HOLOPIS.COM, JAKARTA – Balapan seri Brasil dalam ajang MotoGP diwarnai drama tak terduga. Masalah serius pada permukaan lintasan membuat Race Direction harus mengambil keputusan cepat memangkas jumlah lap demi menjaga keselamatan para pembalap.
Masalah bermula dari kondisi lintasan di Autodromo Internacional de Goiania – Ayrton Senna yang mengalami kerusakan akibat kombinasi faktor cuaca ekstrem dan masalah konstruksi lama.
Curah hujan tinggi yang tak biasa disebut memengaruhi kualitas pengerjaan akhir lintasan, sehingga memicu sejumlah titik rapuh.
Puncaknya terjadi pada hari Sabtu, ketika bagian lintasan mengalami kerusakan signifikan akibat runtuhnya sistem pembuangan limbah lama yang sebelumnya tidak terdeteksi.

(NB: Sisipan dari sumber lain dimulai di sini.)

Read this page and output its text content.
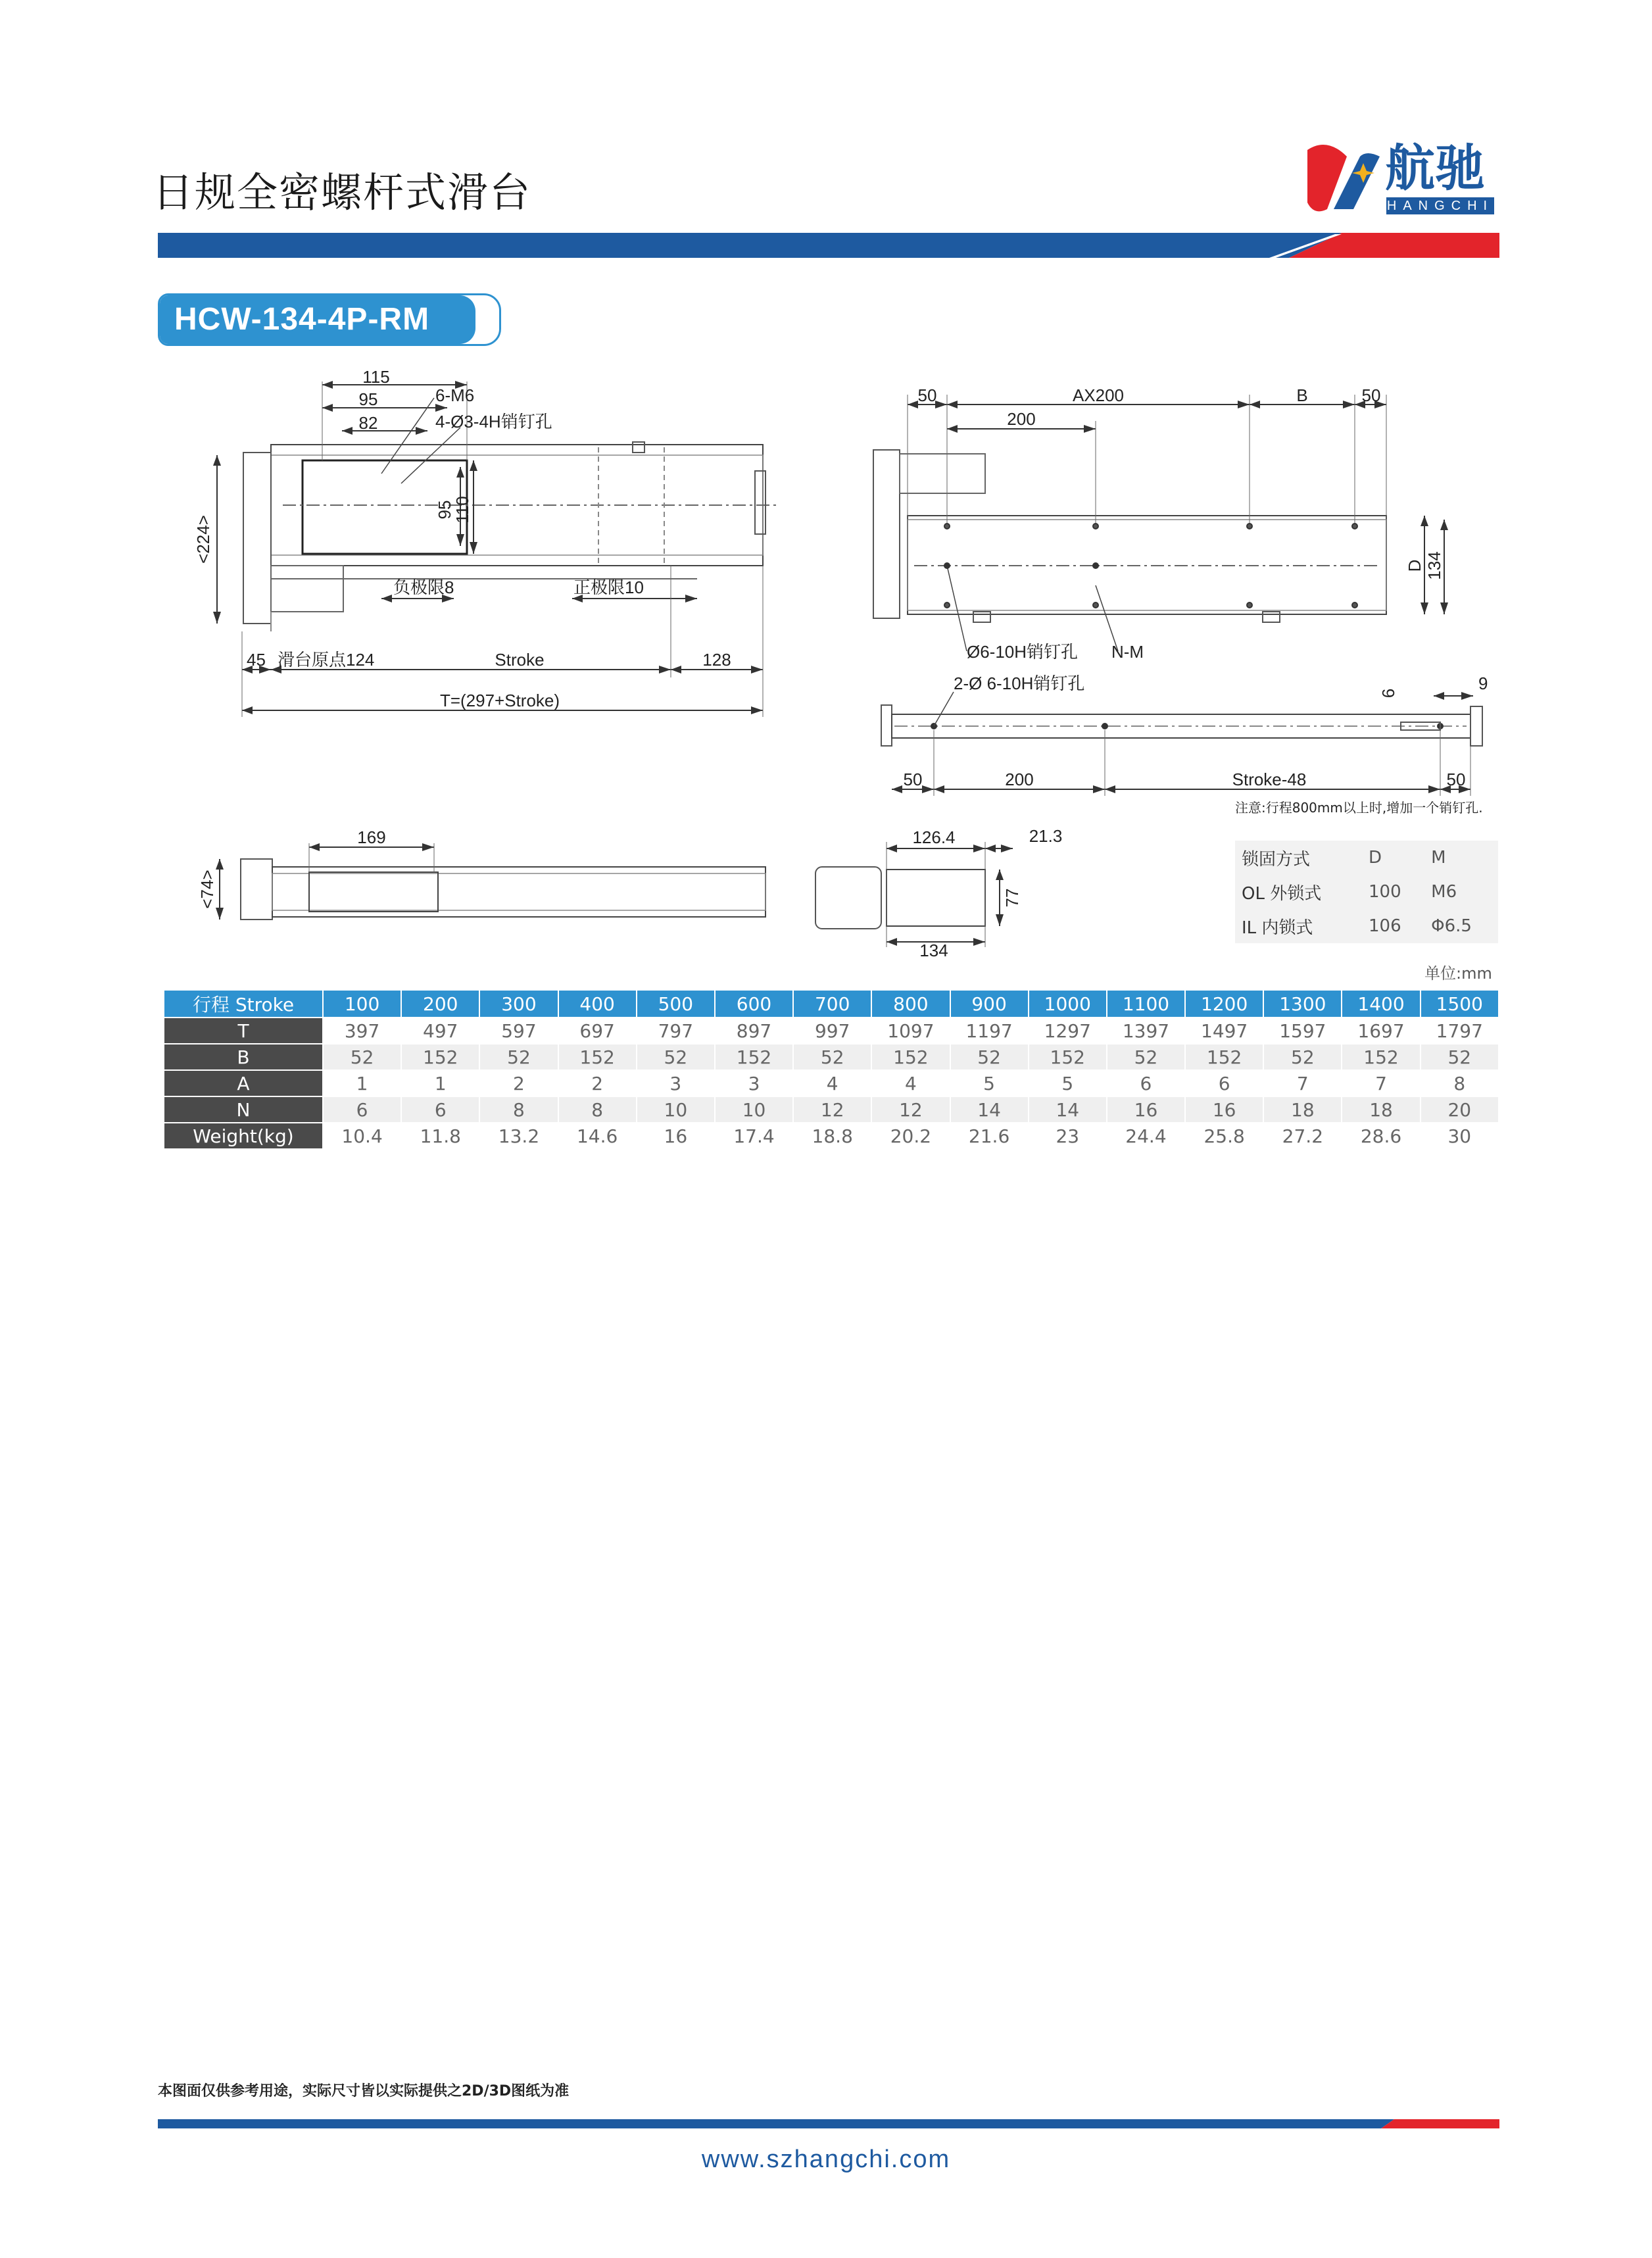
日规全密螺杆式滑台	航驰
HANGCHI
HCW-134-4P-RM
115
95
82
6-M6
4-Ø3-4H销钉孔
<224>
95
110
负极限8	正极限10
45 滑台原点124	Stroke	128
T=(297+Stroke)
50	AX200	B	50
200
Ø6-10H销钉孔 N-M
D 134
2-Ø 6-10H销钉孔	6	9
50	200	Stroke-48	50
169
<74>
126.4	21.3
77
134
注意:行程800mm以上时,增加一个销钉孔.
锁固方式	D	M
OL 外锁式	100	M6
IL 内锁式	106	Φ6.5
单位:mm
行程 Stroke	100	200	300	400	500	600	700	800	900	1000	1100	1200	1300	1400	1500
T	397	497	597	697	797	897	997	1097	1197	1297	1397	1497	1597	1697	1797
B	52	152	52	152	52	152	52	152	52	152	52	152	52	152	52
A	1	1	2	2	3	3	4	4	5	5	6	6	7	7	8
N	6	6	8	8	10	10	12	12	14	14	16	16	18	18	20
Weight(kg)	10.4	11.8	13.2	14.6	16	17.4	18.8	20.2	21.6	23	24.4	25.8	27.2	28.6	30
本图面仅供参考用途，实际尺寸皆以实际提供之2D/3D图纸为准
www.szhangchi.com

Meski lokasi kerusakan berada di luar jalur balap utama, pihak sirkuit bergerak cepat melakukan perbaikan agar aktivitas tetap bisa berjalan.
Namun tantangan belum berakhir. Pada hari Minggu, setelah balapan Moto2, muncul degradasi aspal di beberapa titik akibat panas ekstrem dan intensitas penggunaan lintasan.
Meskipun serpihan telah dibersihkan sebelum balapan utama, risiko kerusakan lanjutan tetap ada.
Demi menghindari potensi bahaya, Race Direction akhirnya memutuskan memangkas jarak balapan menjadi 23 lap atau sekitar 75% dari rencana awal.
Keputusan ini langsung disampaikan kepada seluruh tim melalui IRTA di grid start.
Proses homologasi lintasan sebenarnya telah dilakukan oleh FIM jauh hari sebelum balapan. Setiap sirkuit wajib memenuhi standar keselamatan ketat, termasuk dalam pemilihan campuran aspal yang disesuaikan dengan kondisi lokal.
Namun, kasus di Brasil menunjukkan bahwa faktor tak terduga masih bisa terjadi.
Meski diwarnai kendala, antusiasme penonton tetap tinggi. Sebanyak 148.384 penggemar memadati sirkuit sepanjang akhir pekan, membuktikan daya tarik besar MotoGP di Brasil.
Promotor dan pihak sirkuit pun memastikan evaluasi menyeluruh akan dilakukan, dengan perbaikan total sebelum MotoGP kembali digelar musim depan.